The ancient totems are weathered, but much of the carving is intact, along with traces of the original paint, which was typically mixed from a base of chewed and spit out salmon eggs mixed with natural minerals to create a blue/green or a red/brown, or a black pigment. As you can imagine, the paint was used sparingly to highlight the significant details.
We much preferred those more natural looking totem poles such as found at the Heritage Center, or these which were located atop a hill at Cape Fox Lodge…….
To those that we saw when we drove just a bit south of town to Saxman Totem Site.
Which were more recent reproductions of some of the same totem poles found at the Heritage Center.

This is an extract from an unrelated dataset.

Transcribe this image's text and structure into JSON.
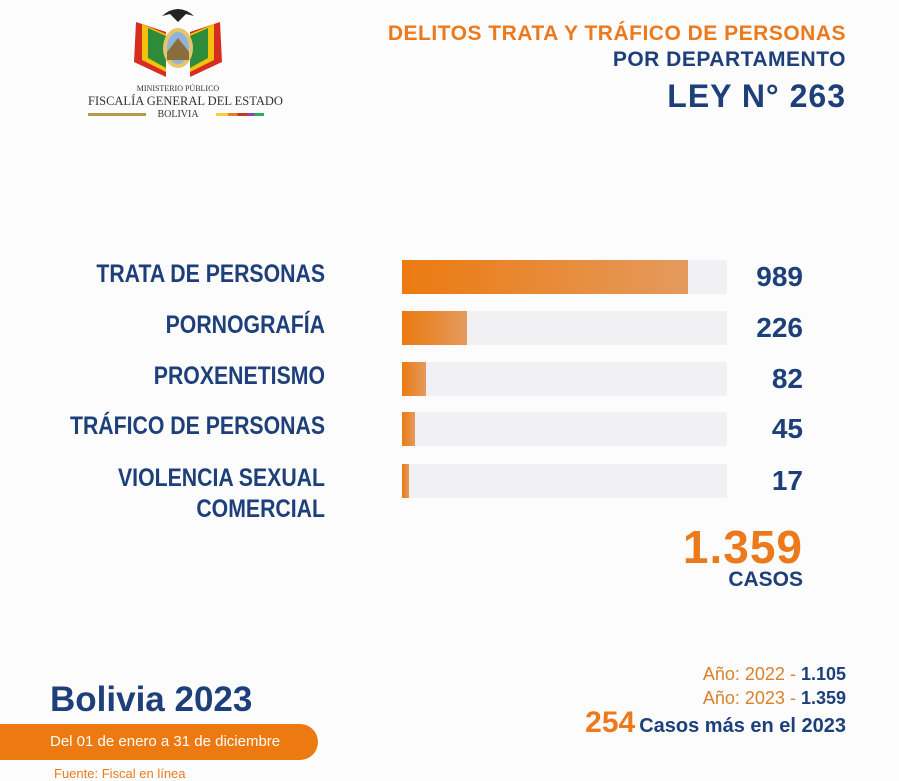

More modern and more vivid paints were used, and the ‘ancient’ feeling is lost, but the craftsmanship is still amazing. On the left, is the raven who stole the sun….and I am standing by the figure of a wolf.
On left, is an eagle…and at right, Fred stand in a portal pole….one that would have been used at the doorway of a lodge.
And….speaking of eagles…….
While driving about, we spotted these guys. Knowing that eagles are monogamous and mate for life, and that the young eagles spend the first 2 years of their life with brown and white mottled plumage…..We just would have to guess that this is a momma and daddy eagle with their youngster.
Besides….don’t they just look like proud parents?
The Totem Heritage Center, lunch at Cape Fox Lodge, another jaunt downtown, then out to Saxman for the totem poles there, then a drive about to a cove south of town where we saw the eagles (it was an area that we were told about when we stopped and visited with a couple of nice ladies at the church we visited). Quite enough for one day!